There is a way to use other tools in your home to open a wine bottle, and here's how.

  1. Find the longest screw you have in your toolkit and use a screwdriver to bore it through the dead center of the cork, leaving about ½-inch of the screw sticking out of the top.
  2. Firmly grasp the neck of the bottle, tucking the body tightly under your arm.
  3. Use the claw-end of a hammer to grasp the screw, and slowly pry out the cork with a firm, steady motion.
  4. Before drinking, pour the bottle through a fine-mesh strainer to make sure there are no small pieces of broken cork in your wine. 

Wiggle It Out

If you don’t have any tools on hand, you can try driving the cork out of your bottle of wine by repeatedly applying pressure to the bottom with an ample amount of force, but be warned: you could shatter your bottle of wine into smithereens if you do this with too much enthusiasm, so take a few deep breaths beforehand, and focus on finding that sweet spot between forceful and gentle.

You’ll also need to wrap the bottom of the bottle in some sort of padding to protect the glass. A thick kitchen towel that’s been folded in half is a good option, as is—believe it or not—a sneaker. If you’re going to use your shoe, you may want to slip the bottle into a clean sock, first.

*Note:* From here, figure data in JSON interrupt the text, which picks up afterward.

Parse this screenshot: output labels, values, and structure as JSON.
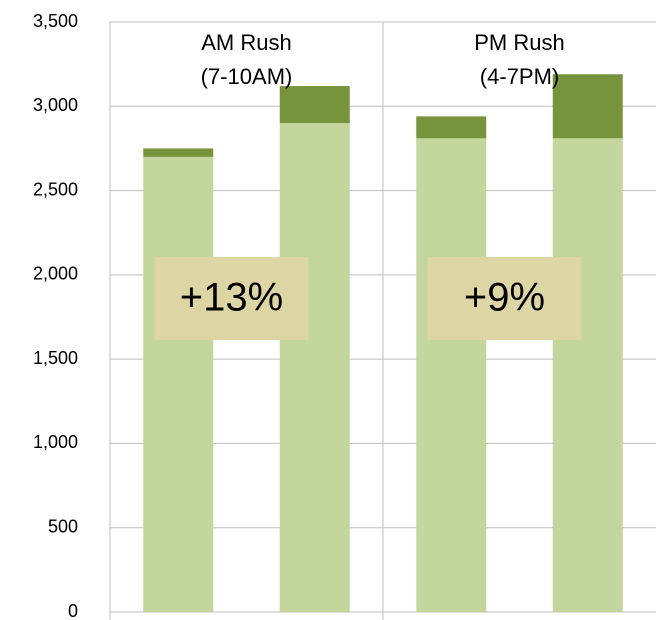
{
  "chart_data": {
    "type": "stacked_bar",
    "categories": [
      null,
      null,
      null,
      null
    ],
    "series": [
      {
        "color": "#c3d69b",
        "values": [
          2700,
          2900,
          2810,
          2810
        ]
      },
      {
        "color": "#77933c",
        "values": [
          50,
          220,
          130,
          380
        ]
      }
    ],
    "groups": [
      [
        "AM Rush",
        "(7-10AM)"
      ],
      [
        "PM Rush",
        "(4-7PM)"
      ]
    ],
    "annotations": [
      "+13%",
      "+9%"
    ],
    "annotation_color": "#ddd5a3",
    "ylim": [
      0,
      3500
    ],
    "yticks": [
      0,
      500,
      {
        "value": 1000,
        "label": "1,000"
      },
      {
        "value": 1500,
        "label": "1,500"
      },
      {
        "value": 2000,
        "label": "2,000"
      },
      {
        "value": 2500,
        "label": "2,500"
      },
      {
        "value": 3000,
        "label": "3,000"
      },
      {
        "value": 3500,
        "label": "3,500"
      }
    ],
    "grid": true
  }
}
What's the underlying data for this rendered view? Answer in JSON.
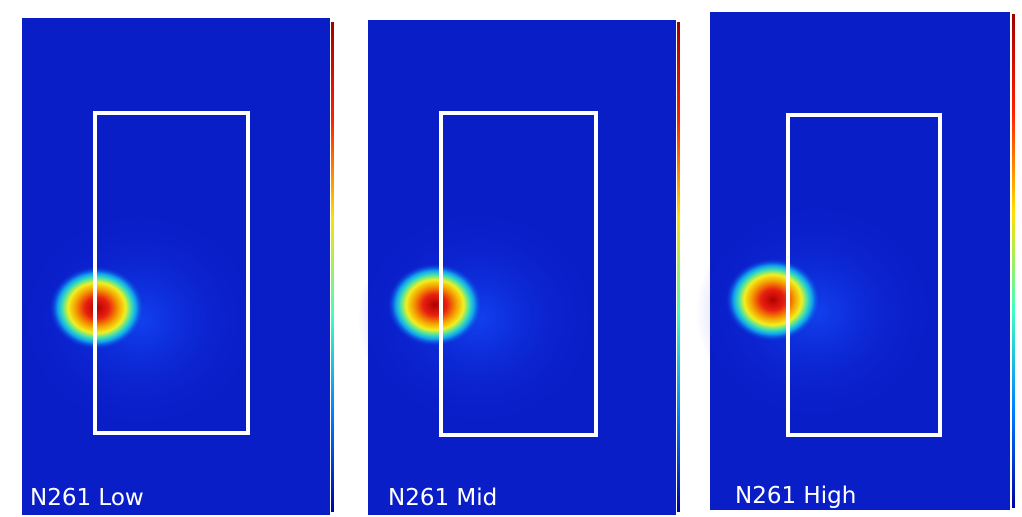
{
  "panels": [
    {
      "label": "N261 Low"
    },
    {
      "label": "N261 Mid"
    },
    {
      "label": "N261 High"
    }
  ]
}
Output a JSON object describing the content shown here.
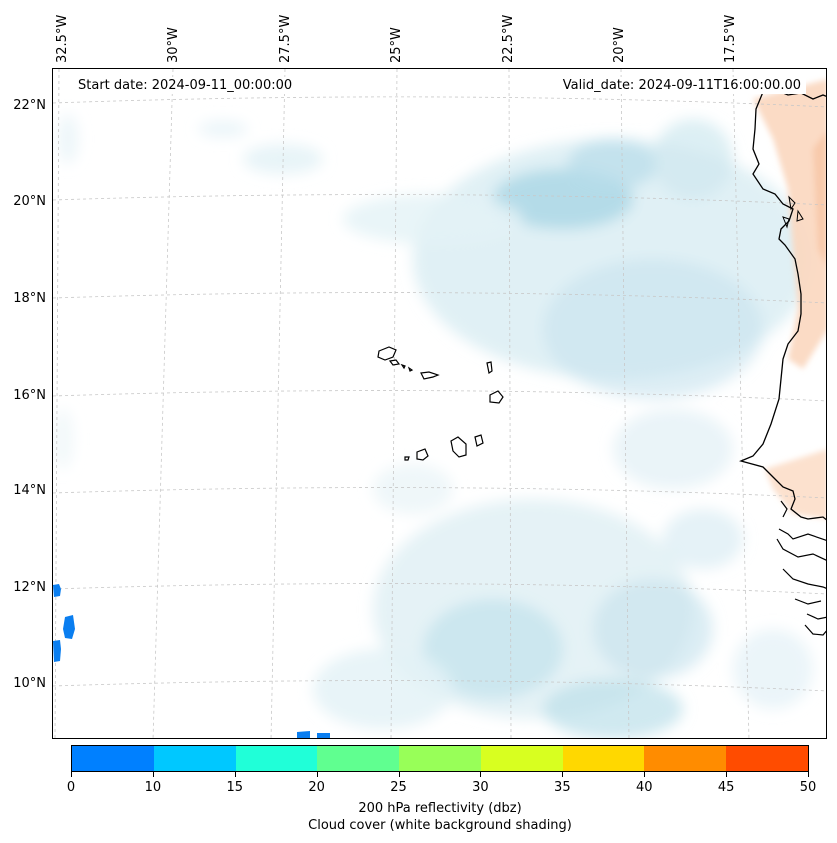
{
  "map": {
    "start_date": "Start date: 2024-09-11_00:00:00",
    "valid_date": "Valid_date: 2024-09-11T16:00:00.00",
    "longitude_labels": [
      "32.5°W",
      "30°W",
      "27.5°W",
      "25°W",
      "22.5°W",
      "20°W",
      "17.5°W"
    ],
    "latitude_labels": [
      "22°N",
      "20°N",
      "18°N",
      "16°N",
      "14°N",
      "12°N",
      "10°N"
    ]
  },
  "colorbar": {
    "colors": [
      "#0080ff",
      "#00c8ff",
      "#20ffd8",
      "#60ff90",
      "#98ff58",
      "#d8ff20",
      "#ffd800",
      "#ff8c00",
      "#ff4c00"
    ],
    "ticks": [
      "0",
      "10",
      "15",
      "20",
      "25",
      "30",
      "35",
      "40",
      "45",
      "50"
    ],
    "title_line1": "200 hPa reflectivity (dbz)",
    "title_line2": "Cloud cover (white background shading)"
  }
}
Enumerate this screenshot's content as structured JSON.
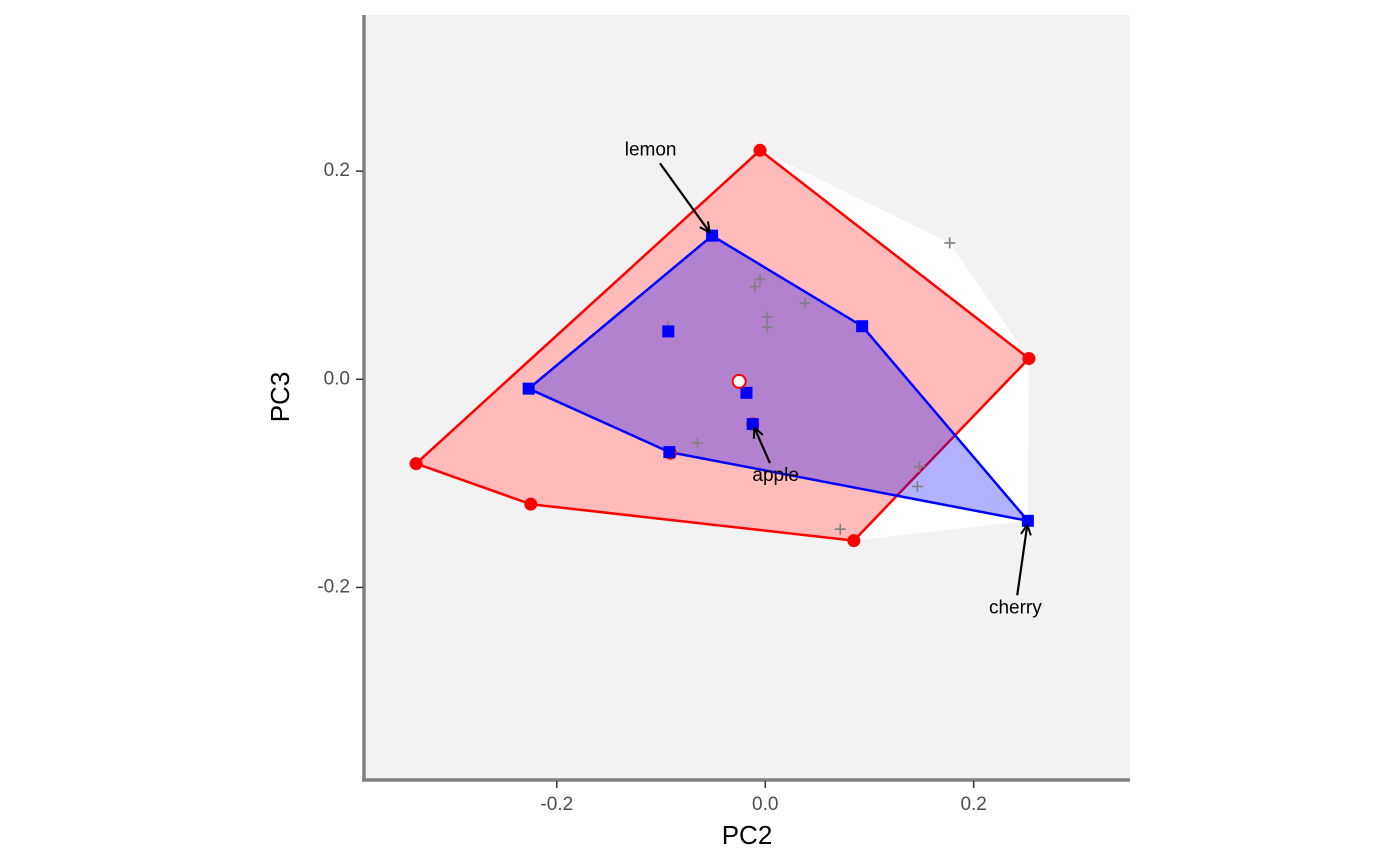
{
  "chart_data": {
    "type": "scatter",
    "title": "",
    "xlabel": "PC2",
    "ylabel": "PC3",
    "xlim": [
      -0.385,
      0.35
    ],
    "ylim": [
      -0.385,
      0.35
    ],
    "x_ticks": [
      {
        "value": -0.2,
        "label": "-0.2"
      },
      {
        "value": 0.0,
        "label": "0.0"
      },
      {
        "value": 0.2,
        "label": "0.2"
      }
    ],
    "y_ticks": [
      {
        "value": -0.2,
        "label": "-0.2"
      },
      {
        "value": 0.0,
        "label": "0.0"
      },
      {
        "value": 0.2,
        "label": "0.2"
      }
    ],
    "grid": false,
    "legend": "none",
    "colors": {
      "panel_background": "#f2f2f2",
      "overall_hull": "#ffffff",
      "red": "#ff0000",
      "red_fill": "rgba(255,0,0,0.27)",
      "blue": "#0000ff",
      "blue_fill": "rgba(0,0,255,0.3)",
      "cross": "#7f7f7f",
      "axis_line": "#7f7f7f"
    },
    "overall_hull": [
      [
        -0.335,
        -0.081
      ],
      [
        -0.005,
        0.22
      ],
      [
        0.177,
        0.131
      ],
      [
        0.253,
        0.02
      ],
      [
        0.252,
        -0.136
      ],
      [
        0.085,
        -0.155
      ],
      [
        -0.225,
        -0.12
      ]
    ],
    "series": [
      {
        "color": "red",
        "marker": "circle",
        "hull": [
          [
            -0.335,
            -0.081
          ],
          [
            -0.005,
            0.22
          ],
          [
            0.253,
            0.02
          ],
          [
            0.085,
            -0.155
          ],
          [
            -0.225,
            -0.12
          ]
        ],
        "points": [
          [
            -0.335,
            -0.081
          ],
          [
            -0.005,
            0.22
          ],
          [
            0.253,
            0.02
          ],
          [
            0.085,
            -0.155
          ],
          [
            -0.225,
            -0.12
          ],
          [
            -0.091,
            -0.071
          ],
          [
            -0.012,
            -0.043
          ]
        ]
      },
      {
        "color": "blue",
        "marker": "square",
        "hull": [
          [
            -0.227,
            -0.009
          ],
          [
            -0.051,
            0.138
          ],
          [
            0.093,
            0.051
          ],
          [
            0.252,
            -0.136
          ],
          [
            -0.092,
            -0.07
          ]
        ],
        "points": [
          [
            -0.227,
            -0.009
          ],
          [
            -0.051,
            0.138
          ],
          [
            0.093,
            0.051
          ],
          [
            0.252,
            -0.136
          ],
          [
            -0.092,
            -0.07
          ],
          [
            -0.093,
            0.046
          ],
          [
            -0.018,
            -0.013
          ],
          [
            -0.012,
            -0.043
          ]
        ]
      }
    ],
    "mean_point": [
      -0.025,
      -0.002
    ],
    "other_points": [
      [
        0.177,
        0.131
      ],
      [
        -0.005,
        0.096
      ],
      [
        -0.01,
        0.089
      ],
      [
        0.038,
        0.073
      ],
      [
        0.002,
        0.06
      ],
      [
        0.002,
        0.05
      ],
      [
        -0.093,
        0.051
      ],
      [
        -0.065,
        -0.061
      ],
      [
        0.148,
        -0.084
      ],
      [
        0.146,
        -0.103
      ],
      [
        0.072,
        -0.144
      ],
      [
        -0.012,
        -0.043
      ]
    ],
    "annotations": [
      {
        "label": "lemon",
        "text_at": [
          -0.11,
          0.22
        ],
        "target": [
          -0.051,
          0.138
        ]
      },
      {
        "label": "apple",
        "text_at": [
          0.01,
          -0.093
        ],
        "target": [
          -0.012,
          -0.043
        ]
      },
      {
        "label": "cherry",
        "text_at": [
          0.24,
          -0.22
        ],
        "target": [
          0.252,
          -0.136
        ]
      }
    ]
  }
}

  1. Once your bottle is in its protective gear, hold it against a wall at a 90-degree and begin firmly tapping it against the wall in a steady, rhythmic beat, until you notice the cork starting to wiggle it’s way out of the neck.
  2. Start tapping the bottle against the wall in smaller, faster motions until the cork is about halfway out.
  3. Check to see if you can yank the cork out the rest of the way with your hands, giving it a firm twist as you pull.
  4. If not, another few thwacks against the wall should do it.